Monica, I somehow missed this post:
pianolady wrote:
Terez wrote:
I think that the 25/6 sounds/looks a lot harder than it really is. I think the hardest part is learning the fingerings. They seem VERY awkward at first, but after a while they seem very natural (as is often the case with inventive or counterintuitive fingerings.)
This is probably a stupid question, but the fingerings you are using - are they Chopin's? We all know how he invented some fingering techniques that we use today and so did Liszt. I don't know enough about the etudes to know if there is only one way of fingering them as per Chopin's instructions, or if like everything else it depends on the editor of the edition you are using.
In the Mikuli edition, the fingerings are almost always Chopin's - especially the tricky ones. But, there are a few places in the 25/6 where you will find different fingerings for different tricky spots, and for stuff like that, Mikuli is reputed to have invented his own in a couple of places (I'm not a scholar on it so I can't tell you which places). I've often used different fingerings just because everyone's hand is different and sometimes it just doesn't work for me the way it's written.
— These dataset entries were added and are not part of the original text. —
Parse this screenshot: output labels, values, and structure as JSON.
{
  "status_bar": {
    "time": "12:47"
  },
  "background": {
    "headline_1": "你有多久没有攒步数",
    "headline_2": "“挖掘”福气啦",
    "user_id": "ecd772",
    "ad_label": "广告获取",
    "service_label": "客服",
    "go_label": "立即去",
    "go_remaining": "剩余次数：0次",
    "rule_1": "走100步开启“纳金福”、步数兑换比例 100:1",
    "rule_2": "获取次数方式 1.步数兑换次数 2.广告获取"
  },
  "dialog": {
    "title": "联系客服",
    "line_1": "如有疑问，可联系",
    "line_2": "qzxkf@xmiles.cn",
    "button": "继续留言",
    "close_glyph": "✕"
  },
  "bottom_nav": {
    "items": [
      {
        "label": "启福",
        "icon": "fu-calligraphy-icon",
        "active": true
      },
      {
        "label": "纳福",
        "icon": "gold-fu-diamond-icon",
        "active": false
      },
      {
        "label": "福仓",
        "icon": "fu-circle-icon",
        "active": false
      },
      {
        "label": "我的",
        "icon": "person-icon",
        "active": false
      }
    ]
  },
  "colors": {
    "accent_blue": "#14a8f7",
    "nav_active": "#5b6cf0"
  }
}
But most of the fingerings in the 25/6 simply cannot be done any other way. Just read through it, and try to imagine doing it a different way.

But I think that this etude is a lot easier for people with smaller hands - the less finger you have to get in the way of the other fingers in that complicated fingering, the better. It makes it difficult to reach a few things in it, but I think overall, the smaller hand is an advantage. I had a discussion with Pete about that once.